In my poking around I basically went down the same path, but I hadn't seen the strings command trying to be clever, so I was puzzled with how linking would add the path to the archive.
Great detective work! On 04/05/2015 19:23, Andrew Johnson wrote:
[...] It's just that you changed your INSTALL_LOCATION without doing a 'make clean' (as did I) so most of your .o files were not recompiled and all the include directories in them still listed relative paths to the $(TOP)/include directory. The gdd .o files tend to get rebuilt more often than other files because of the circular dependency on gddApps.h which is why you saw this there.
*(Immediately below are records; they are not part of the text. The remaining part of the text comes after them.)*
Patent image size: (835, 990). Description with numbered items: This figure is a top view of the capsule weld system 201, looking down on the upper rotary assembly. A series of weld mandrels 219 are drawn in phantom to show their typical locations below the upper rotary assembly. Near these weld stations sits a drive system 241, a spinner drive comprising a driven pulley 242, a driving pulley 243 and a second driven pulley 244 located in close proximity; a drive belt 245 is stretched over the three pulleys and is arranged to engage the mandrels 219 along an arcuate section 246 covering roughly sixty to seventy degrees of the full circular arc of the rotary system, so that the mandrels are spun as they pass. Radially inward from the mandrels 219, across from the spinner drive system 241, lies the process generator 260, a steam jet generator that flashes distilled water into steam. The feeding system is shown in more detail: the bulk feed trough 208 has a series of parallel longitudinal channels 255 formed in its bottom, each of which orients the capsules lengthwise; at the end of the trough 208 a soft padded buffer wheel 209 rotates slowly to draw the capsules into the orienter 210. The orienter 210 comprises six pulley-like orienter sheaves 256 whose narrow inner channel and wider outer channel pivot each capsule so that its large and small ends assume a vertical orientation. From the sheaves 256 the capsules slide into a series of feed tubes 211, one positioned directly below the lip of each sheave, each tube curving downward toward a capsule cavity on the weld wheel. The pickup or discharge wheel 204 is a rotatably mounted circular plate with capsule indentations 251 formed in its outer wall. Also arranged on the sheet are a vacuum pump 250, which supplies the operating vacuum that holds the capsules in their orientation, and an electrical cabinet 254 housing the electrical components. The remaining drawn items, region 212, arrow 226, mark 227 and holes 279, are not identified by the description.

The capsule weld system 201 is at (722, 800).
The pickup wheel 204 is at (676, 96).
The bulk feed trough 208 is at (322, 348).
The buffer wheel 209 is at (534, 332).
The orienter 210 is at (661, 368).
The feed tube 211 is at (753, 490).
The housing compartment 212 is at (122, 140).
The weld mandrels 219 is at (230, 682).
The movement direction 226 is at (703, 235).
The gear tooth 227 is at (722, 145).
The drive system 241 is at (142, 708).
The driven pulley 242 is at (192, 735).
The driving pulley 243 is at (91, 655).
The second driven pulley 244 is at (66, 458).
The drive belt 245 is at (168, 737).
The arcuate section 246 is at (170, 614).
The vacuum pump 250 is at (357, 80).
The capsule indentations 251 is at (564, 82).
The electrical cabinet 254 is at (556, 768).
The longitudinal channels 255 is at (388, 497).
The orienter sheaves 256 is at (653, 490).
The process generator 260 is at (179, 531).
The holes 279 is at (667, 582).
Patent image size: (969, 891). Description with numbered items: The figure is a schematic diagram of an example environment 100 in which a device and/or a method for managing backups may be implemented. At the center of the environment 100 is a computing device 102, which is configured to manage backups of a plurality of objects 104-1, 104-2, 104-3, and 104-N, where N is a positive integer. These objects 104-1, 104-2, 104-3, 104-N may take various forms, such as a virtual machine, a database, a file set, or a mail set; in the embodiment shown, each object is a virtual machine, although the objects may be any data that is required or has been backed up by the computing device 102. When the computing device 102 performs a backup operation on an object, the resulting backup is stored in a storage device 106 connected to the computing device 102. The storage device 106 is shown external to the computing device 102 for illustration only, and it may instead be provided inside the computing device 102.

The RPM check assumes the standard scenario where the 'build' target builds and the 'install' target installs. So you can safely have the debug information in the libraries contain the build location path, because the install moves it to a different location - and that new location is what the check-buildroot checks against.
I think you'll have to remove the -g options from your configure/os/CONFIG_SITE.Common.linux-x86{,_64} files to remove the embedded build path, and don't forget to 'make clean' as well.
Hm - I don't want to lose the debugging info.Instead, I will plainly 'install' the gdd libraries into the staging area, copying from the build, overwriting the ones that 'make INSTALL_LOCATION=...' put there. Now that I know it's safe to do so, that looks like the most appropriate thing to do.